Embracing a green, low-carbon economy is seen as a long-term and sustainable way of dealing with resource depletion, economic uncertainty and climate change, identified as some of “the greatest challenges of our time”.
Chief of the United Nations Economic and Social Commission for Asia and the Pacific’s Environment and Development Policy Section, Masakazu Ichimura, highlighted the importance of such a new growth model at the Green Growth Forum held in Ha Noi yesterday.
The event formed part of an Asia-Europe Meeting (ASEM) initiative where senior Asian and European officials gathered to discuss ways in which to shift economies from a ‘grow first, clean up later’ approach toward a greener development path.
Ichimura said that green growth would be aimed at all spheres of the economy in terms of integrated policy intervention.
Speaking at the forum, Deputy Prime Minister Vu Van Ninh said that green growth not only served as a vehicle to foster global economic growth and recovery, but also as a tool to implement sustainable development based on social and environmental protection.
Miyon Lee, director general of the International Co-operation Team of the Presidential Committee on Green Growth in South Korea, one of many ASEM members that have taken a lead in greening their economies, said: “Strong political and social commitment are integral elements in the implementation of a national policy based on green growth.”
She said that all countries had a responsibility to develop green growth policies before it became too late to do so.
“Based on South Korea’s experience, we believe that initiatives cannot be driven by public policy alone. It is essential for the private sector to play its part too,” Lee explained.
“Apart from national plans, a market based on green technology demand is integral alongside investment in infrastructure to ensure supply,” she added.
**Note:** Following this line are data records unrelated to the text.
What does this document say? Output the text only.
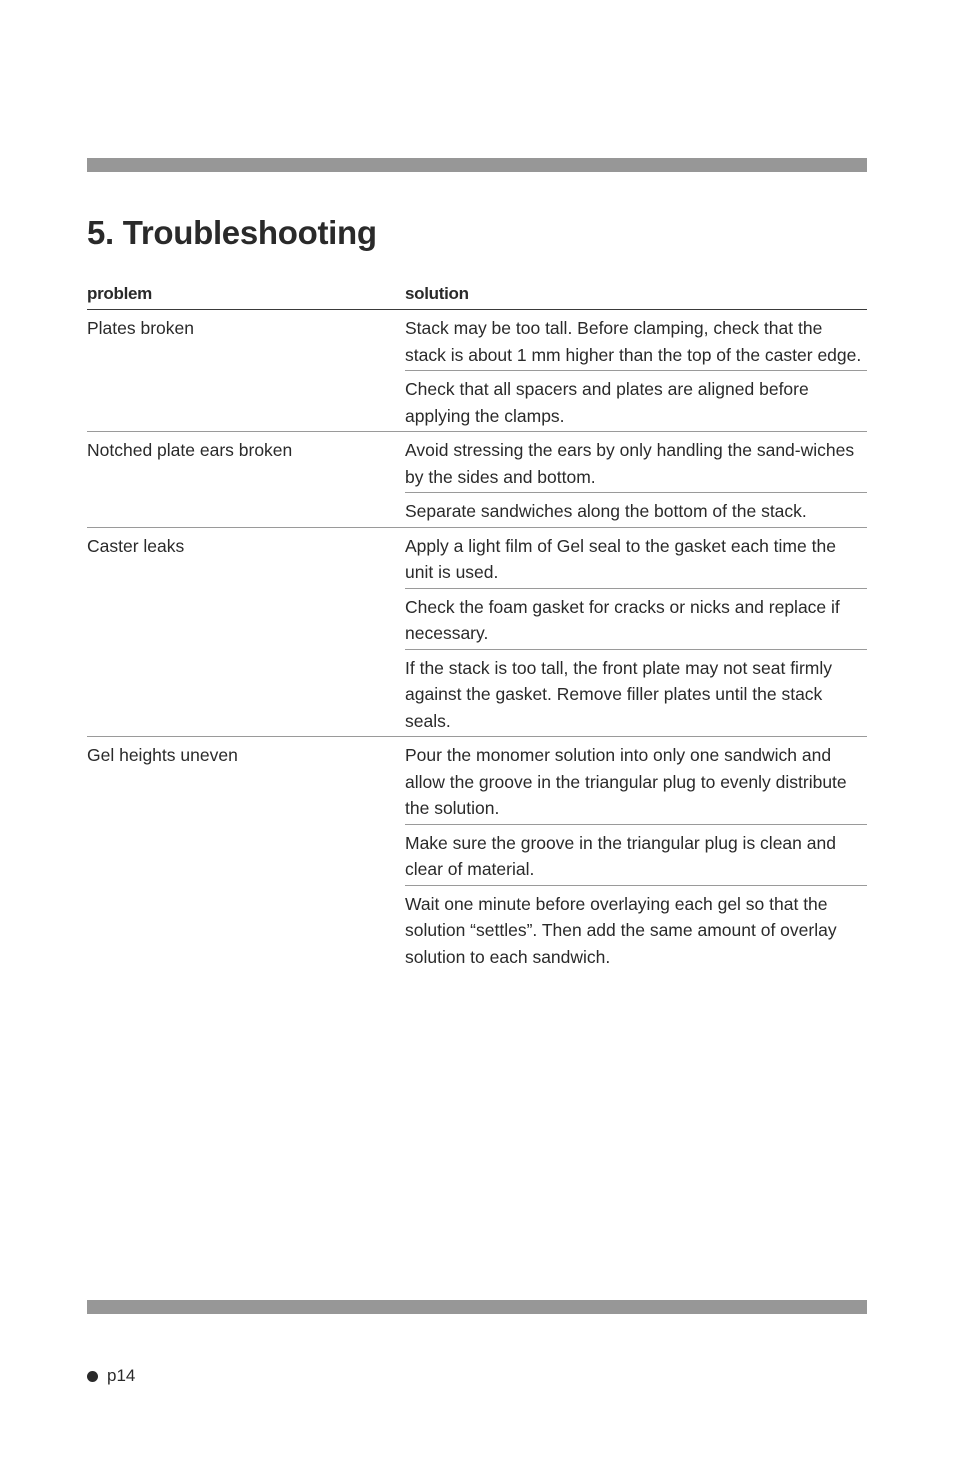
5. Troubleshooting
problem	solution
Plates broken	Stack may be too tall. Before clamping, check that the stack is about 1 mm higher than the top of the caster edge.
Check that all spacers and plates are aligned before applying the clamps.
Notched plate ears broken	Avoid stressing the ears by only handling the sand-wiches by the sides and bottom.
Separate sandwiches along the bottom of the stack.
Caster leaks	Apply a light film of Gel seal to the gasket each time the unit is used.
Check the foam gasket for cracks or nicks and replace if necessary.
If the stack is too tall, the front plate may not seat firmly against the gasket. Remove filler plates until the stack seals.
Gel heights uneven	Pour the monomer solution into only one sandwich and allow the groove in the triangular plug to evenly distribute the solution.
Make sure the groove in the triangular plug is clean and clear of material.
Wait one minute before overlaying each gel so that the solution “settles”. Then add the same amount of overlay solution to each sandwich.
p14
Nguyen Van Tai, director general of the Natural Resources and Environment Strategy and Policy Institute, said that Viet Nam’s current economic growth still depended on intense natural resource exploitation, low efficiency and unreasonable benefit allocation.
“Indeed, polluters are occupying a large proportion of the economy,” he said, adding that economic structure was shifting towards expanding a ‘green economy’ based on comparative advances originating from ‘natural capital’.
Such an approach, he said, would entail removing policy barriers and subsidy mechanisms that are harmful to the environment while promoting policies that stimulate eco-friendly goods and services.
The two-day forum, which wraps up today, drew the participation of 180 delegates who have shared their experiences on incorporating green growth models in national strategies and co-operation mechanisms among ASEM members toward greener economies.
The Asia-Europe Meeting was established in 1996, consisting of 48 members representing more than 60 per cent of the world’s population and 55 per cent of the world’s Gross Domestic Product.
The Green Growth Forum was an initiative endorsed by Vietnamese Prime Minister Nguyen Tan Dung at the ASEM Summit last October in Brussels.